The irony is almost too perfect: China-linked actors used American AI to argue against American AI infrastructure.
The Summary
- OpenAI banned ChatGPT accounts linked to China after detecting them running an influence operation to generate opposition to US data centers
- The campaign aimed to exploit existing concerns about energy prices and local impact to hinder US competitiveness in AI infrastructure
- The operation gained little authentic engagement on X and Facebook, staying small-scale and short-lived
- This is the first time OpenAI has caught Chinese influence operations specifically targeting US data center debates using their own models
The Signal
OpenAI's Intelligence and Investigations team identified what they're calling the "'Data Center Bandwagon' Campaign", a suspected Chinese operation that used ChatGPT to generate content aimed at fueling local opposition to data center construction across the US. The operation created fake accounts posing as Americans and jumped into pre-existing local debates about data centers. Ben Nimmo, the principal investigator on the case, noted the particular irony: "Under the circumstances, it's particularly ironic that they use American AI to do it."
This marks a tactical shift in how nation-state actors approach AI infrastructure competition. Rather than directly attacking AI labs or stealing models, the play here was to slow down the physical infrastructure buildout that makes frontier AI possible. Data centers are the chokepoint. You can have the best models in the world, but without compute capacity at scale, you're stuck.
"This looks like a classic example of a foreign influence operation, jumping onto the bandwagon of a genuine pre-existing domestic debate, and trying to manipulate it by using fake accounts, posing as Americans."
The operation strategy was smart, even if the execution was clumsy:
- Target real community concerns about energy prices and local environmental impact
- Amplify existing skepticism about big tech's resource consumption
- Frame opposition as grassroots American pushback rather than foreign interference
Bloomberg reports that OpenAI sees this as an attempt to hinder US competitiveness in AI, echoing broader industry concerns about infrastructure as the new battleground. The good news is the operation flopped. Most posts gained little to no authentic engagement, suggesting the personas weren't sophisticated enough or the targeting was off.
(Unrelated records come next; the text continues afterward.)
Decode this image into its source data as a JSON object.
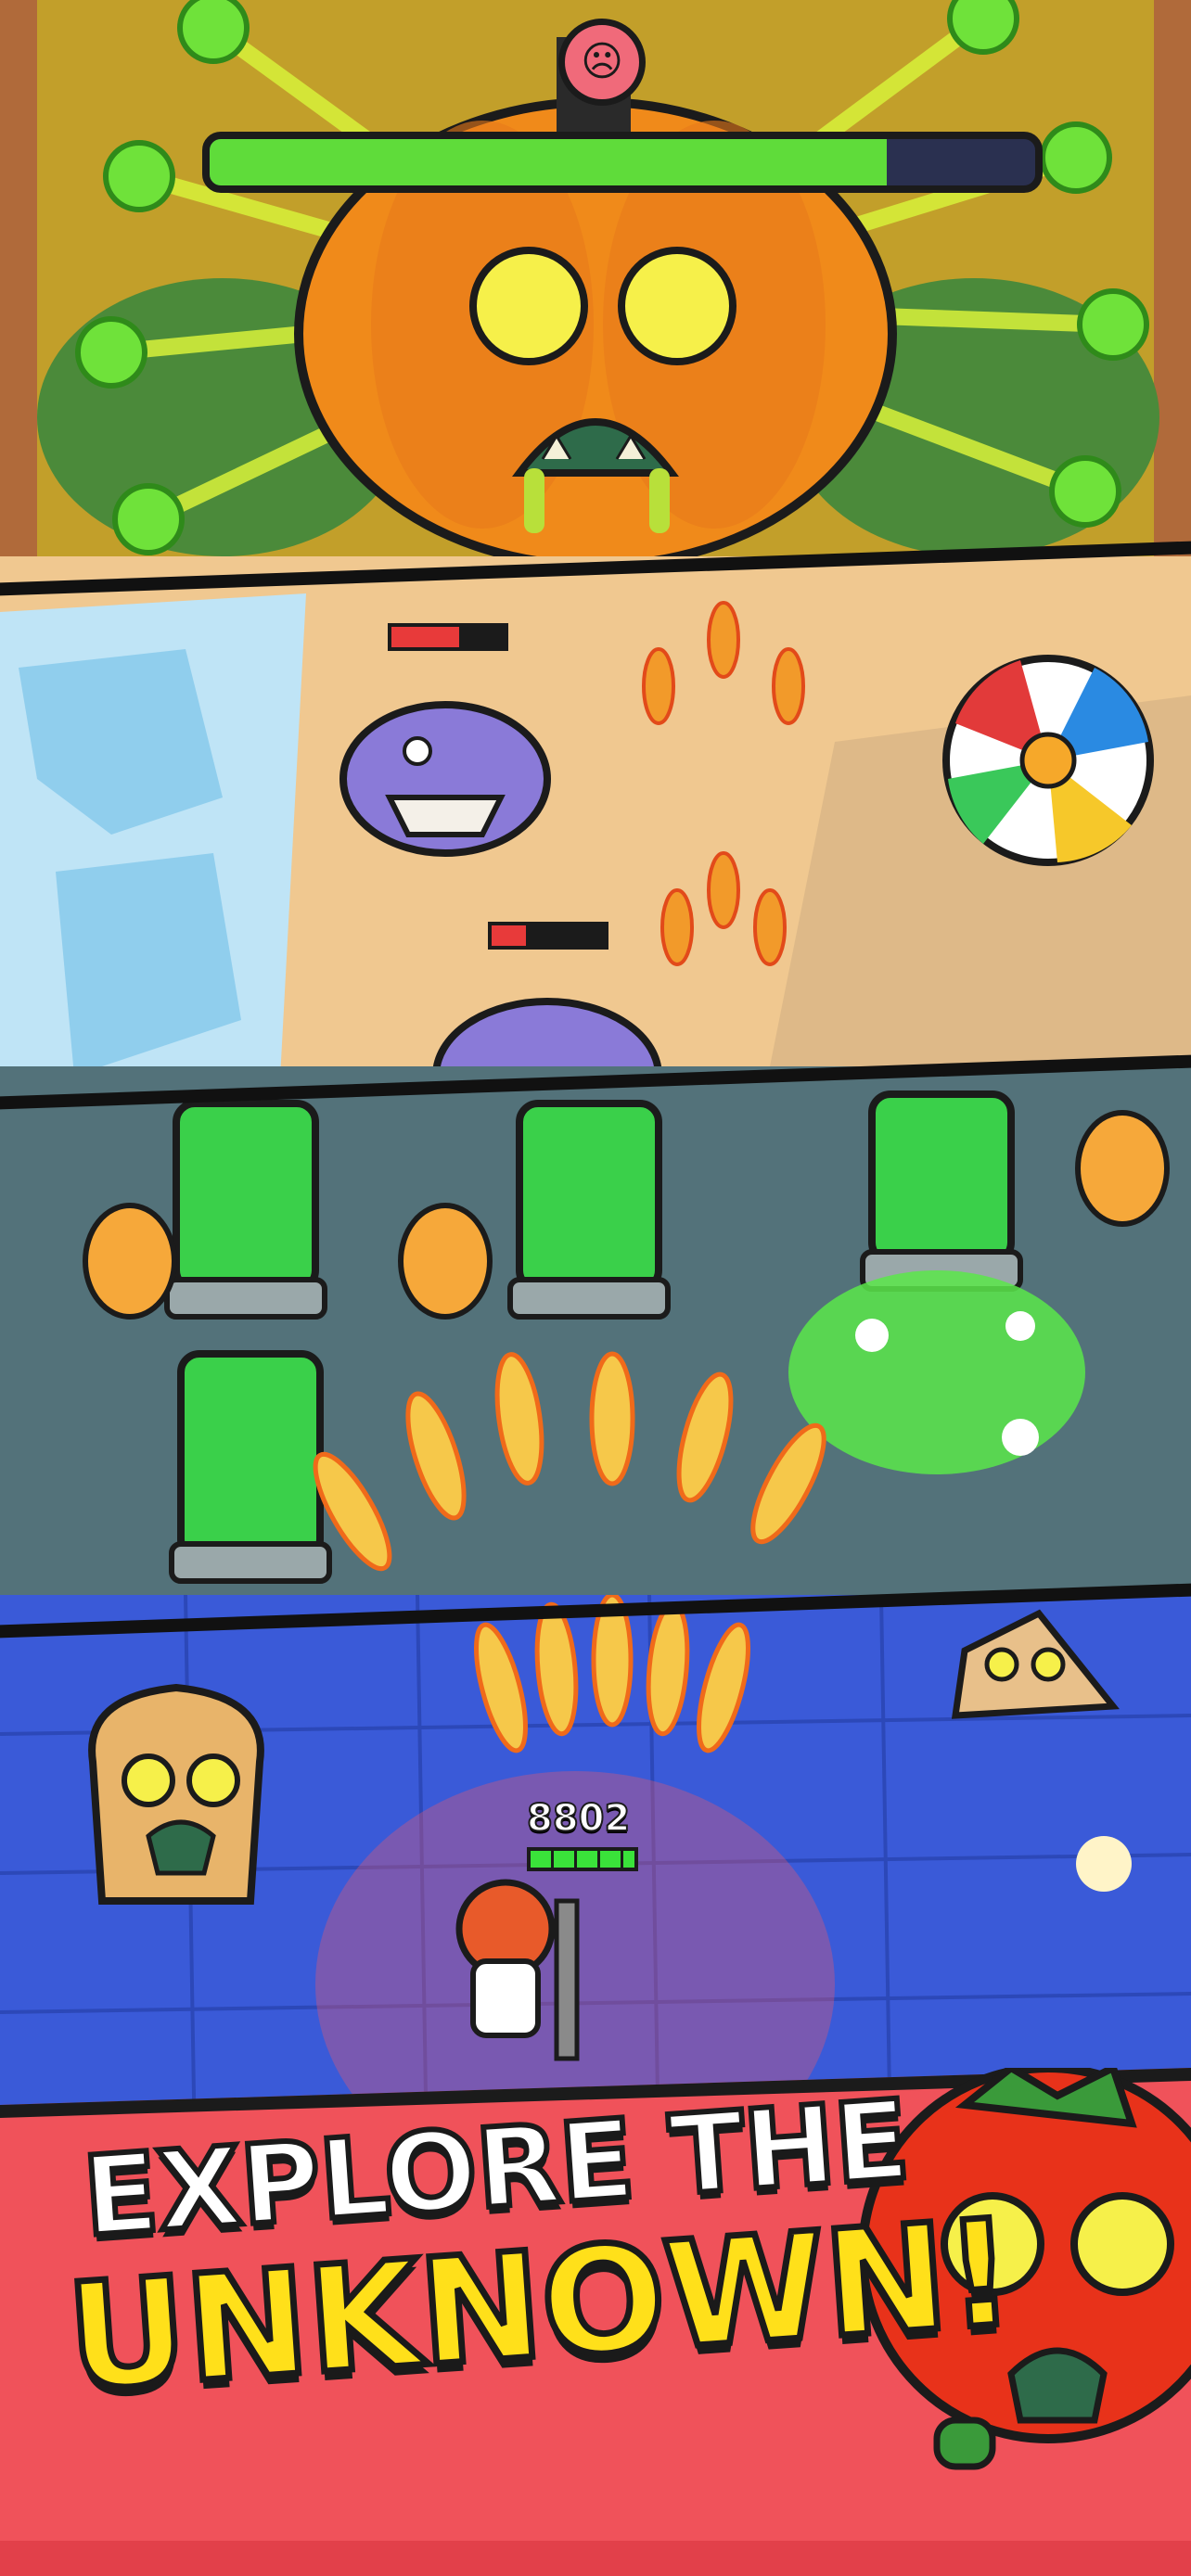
{
  "scenes": {
    "boss": {
      "boss_health_fraction": 0.82,
      "boss_name_icon": "angry-face-icon"
    },
    "beach": {
      "shark_top_health_fraction": 0.6,
      "shark_bottom_health_fraction": 0.3,
      "ball_icon": "beach-ball-icon"
    },
    "lab": {
      "enemy_icon": "zombie-icon"
    },
    "floor": {
      "player_score": "8802",
      "player_health_fraction": 1.0
    }
  },
  "banner": {
    "line1": "EXPLORE THE",
    "line2": "UNKNOWN!",
    "color_line1": "#ffffff",
    "color_line2": "#ffe01a",
    "color_background": "#f0525a"
  }
}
What's more significant is the detection method. OpenAI caught this because the operators relied on ChatGPT to generate their content. That means OpenAI could see usage patterns, content similarities, and account clustering that revealed the operation. This is the first public case of China-linked actors using OpenAI's models to target US data center debates specifically, though OpenAI has identified other Chinese influence operations before.
The Implication
Expect more of this. Data center opposition is a real political issue in communities across the US, which makes it perfect cover for influence operations. The next attempts will be harder to detect because operators will learn not to use the same AI tools for content generation that their targets control. Watch for similar campaigns using open-source models or other providers where detection is harder.
For AI companies and policymakers, this is a preview of infrastructure competition in the agent era. The race isn't just about who builds the best models. It's about who can build the compute capacity to run them at scale, and whether local opposition, whether organic or manufactured, can slow down one side more than the other.